Diese winzige Stichprobe aus Pommern bestand wahrscheinlich aus einer Mehrheit von Sprechern des „späten prägermanischen“ oder „frühen urgermanischen“ in der späten Bronzezeit, basierend auf der Ausweitung der nordischen materiellen Kultur über einen wahrscheinlichen nordindogermanisch sprechenden Bevölkerung der westlichen Ostsee.
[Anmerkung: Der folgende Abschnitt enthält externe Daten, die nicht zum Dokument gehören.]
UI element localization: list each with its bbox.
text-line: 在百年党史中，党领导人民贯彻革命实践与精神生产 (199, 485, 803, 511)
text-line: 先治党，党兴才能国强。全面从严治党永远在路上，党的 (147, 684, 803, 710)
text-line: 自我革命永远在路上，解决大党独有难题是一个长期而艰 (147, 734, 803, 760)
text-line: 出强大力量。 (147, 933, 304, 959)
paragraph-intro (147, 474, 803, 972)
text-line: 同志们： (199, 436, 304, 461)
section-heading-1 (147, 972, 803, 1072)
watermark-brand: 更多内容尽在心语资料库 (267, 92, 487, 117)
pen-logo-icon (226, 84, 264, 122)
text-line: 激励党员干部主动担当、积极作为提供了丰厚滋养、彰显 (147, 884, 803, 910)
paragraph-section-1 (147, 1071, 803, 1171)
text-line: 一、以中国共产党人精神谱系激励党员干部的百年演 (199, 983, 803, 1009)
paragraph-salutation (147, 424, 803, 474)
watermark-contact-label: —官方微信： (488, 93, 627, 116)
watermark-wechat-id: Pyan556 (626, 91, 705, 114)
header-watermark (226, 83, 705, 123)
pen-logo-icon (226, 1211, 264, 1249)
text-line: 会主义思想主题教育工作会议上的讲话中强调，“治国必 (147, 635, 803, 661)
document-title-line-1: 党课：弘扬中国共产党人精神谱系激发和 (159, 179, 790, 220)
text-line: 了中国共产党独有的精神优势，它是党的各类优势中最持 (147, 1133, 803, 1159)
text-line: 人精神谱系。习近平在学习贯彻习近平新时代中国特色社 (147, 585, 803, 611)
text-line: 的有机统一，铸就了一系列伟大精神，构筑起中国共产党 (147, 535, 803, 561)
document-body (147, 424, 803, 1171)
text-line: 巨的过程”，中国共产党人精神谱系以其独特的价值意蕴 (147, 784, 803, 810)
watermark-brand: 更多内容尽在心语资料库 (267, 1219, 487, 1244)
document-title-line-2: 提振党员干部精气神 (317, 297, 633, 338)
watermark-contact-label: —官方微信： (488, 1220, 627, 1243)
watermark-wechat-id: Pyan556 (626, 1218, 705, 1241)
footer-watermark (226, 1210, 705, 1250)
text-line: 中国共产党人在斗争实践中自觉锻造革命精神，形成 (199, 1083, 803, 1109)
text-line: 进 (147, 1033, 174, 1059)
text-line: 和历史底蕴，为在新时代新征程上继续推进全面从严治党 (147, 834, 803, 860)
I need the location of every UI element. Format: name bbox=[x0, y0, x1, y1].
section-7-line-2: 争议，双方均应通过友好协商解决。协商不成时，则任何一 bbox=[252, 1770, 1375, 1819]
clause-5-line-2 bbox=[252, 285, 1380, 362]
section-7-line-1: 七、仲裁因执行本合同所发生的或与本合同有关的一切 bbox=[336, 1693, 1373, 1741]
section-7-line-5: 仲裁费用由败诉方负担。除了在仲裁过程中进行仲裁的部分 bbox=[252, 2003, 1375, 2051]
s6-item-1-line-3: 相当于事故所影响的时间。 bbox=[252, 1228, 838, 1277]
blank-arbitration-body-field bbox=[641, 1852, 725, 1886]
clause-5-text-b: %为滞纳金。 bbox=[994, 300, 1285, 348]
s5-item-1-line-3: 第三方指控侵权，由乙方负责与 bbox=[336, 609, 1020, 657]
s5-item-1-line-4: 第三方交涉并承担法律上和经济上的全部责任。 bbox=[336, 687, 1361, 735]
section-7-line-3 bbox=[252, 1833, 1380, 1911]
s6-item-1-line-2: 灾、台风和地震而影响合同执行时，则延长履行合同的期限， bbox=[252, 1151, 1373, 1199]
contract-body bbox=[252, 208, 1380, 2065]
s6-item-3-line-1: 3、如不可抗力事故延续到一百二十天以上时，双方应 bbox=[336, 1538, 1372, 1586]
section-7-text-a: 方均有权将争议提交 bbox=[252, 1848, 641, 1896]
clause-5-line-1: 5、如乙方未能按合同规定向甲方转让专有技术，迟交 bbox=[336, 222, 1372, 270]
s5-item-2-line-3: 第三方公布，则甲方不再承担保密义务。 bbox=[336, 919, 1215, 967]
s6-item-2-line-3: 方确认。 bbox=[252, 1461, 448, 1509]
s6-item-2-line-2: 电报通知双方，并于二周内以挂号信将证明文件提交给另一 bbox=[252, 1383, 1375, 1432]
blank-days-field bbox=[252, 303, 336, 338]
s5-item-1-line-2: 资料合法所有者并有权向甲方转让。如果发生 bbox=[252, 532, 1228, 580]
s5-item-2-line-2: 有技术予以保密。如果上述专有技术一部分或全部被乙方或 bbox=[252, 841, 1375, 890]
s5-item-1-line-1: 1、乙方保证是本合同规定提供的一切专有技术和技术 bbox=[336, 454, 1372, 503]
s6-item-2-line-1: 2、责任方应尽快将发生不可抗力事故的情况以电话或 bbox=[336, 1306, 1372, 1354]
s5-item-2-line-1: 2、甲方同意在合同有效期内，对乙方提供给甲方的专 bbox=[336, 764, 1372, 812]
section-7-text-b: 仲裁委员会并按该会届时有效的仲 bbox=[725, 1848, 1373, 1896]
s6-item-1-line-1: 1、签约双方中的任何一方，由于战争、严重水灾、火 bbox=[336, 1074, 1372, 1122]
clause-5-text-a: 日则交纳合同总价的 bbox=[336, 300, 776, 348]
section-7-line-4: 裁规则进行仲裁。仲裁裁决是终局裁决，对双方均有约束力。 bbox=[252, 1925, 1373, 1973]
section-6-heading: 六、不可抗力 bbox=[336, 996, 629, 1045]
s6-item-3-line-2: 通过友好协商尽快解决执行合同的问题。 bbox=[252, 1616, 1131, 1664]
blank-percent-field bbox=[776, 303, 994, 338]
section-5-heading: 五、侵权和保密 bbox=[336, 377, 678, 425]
Diese Proben könnten daher eine Abstammung und Y-DNA-Verteilung aufweisen, die der protobaltisch-slawisch sprechenden Bevölkerung, die in der Lausitzer Kultur beprobt wird, sehr ähnlich sein.

#EDIT (16 SEP 2020): Eine Ergänzung zur Diskussion des englischen Blogposts:

  • Die gemeldeten Untergruppen dieser Tollensetal-Krieger, R1b-Z2118 und I2-Y3672 (mit einer relativ neuen TMRCA kurz vor dieser Schlacht), die auch unter Longobarden gefunden worden sind, unterstützt ihre Natur als direkt mit urgermanischen Völkern verbunden.
  • WEZ56 scheint ein Ausreißer in Abstammung sowie in Y-Chromosom-Haplogruppe R1a-Z283 zu sein, basierend auf den anderen verfügbaren Proben; SNP-Aufrufe können jedoch nicht verwerfen, dass er zu einer R1a-Y2395-Untergruppe (wie R1a-Z284) gehört – die auch bei Langobarden vorhanden war.
  • Tatsächlich zeigen Strontiumanalysen, dass er und WEZ57 (der zu R1b-Z2118* gehört) wahrscheinlich ihre Kindheit in Skandinavien verbracht haben (Price et al. 2017), was voll kompatibel mit der hypothetischen Herkunft von Langobarden in Südskandinavien ist.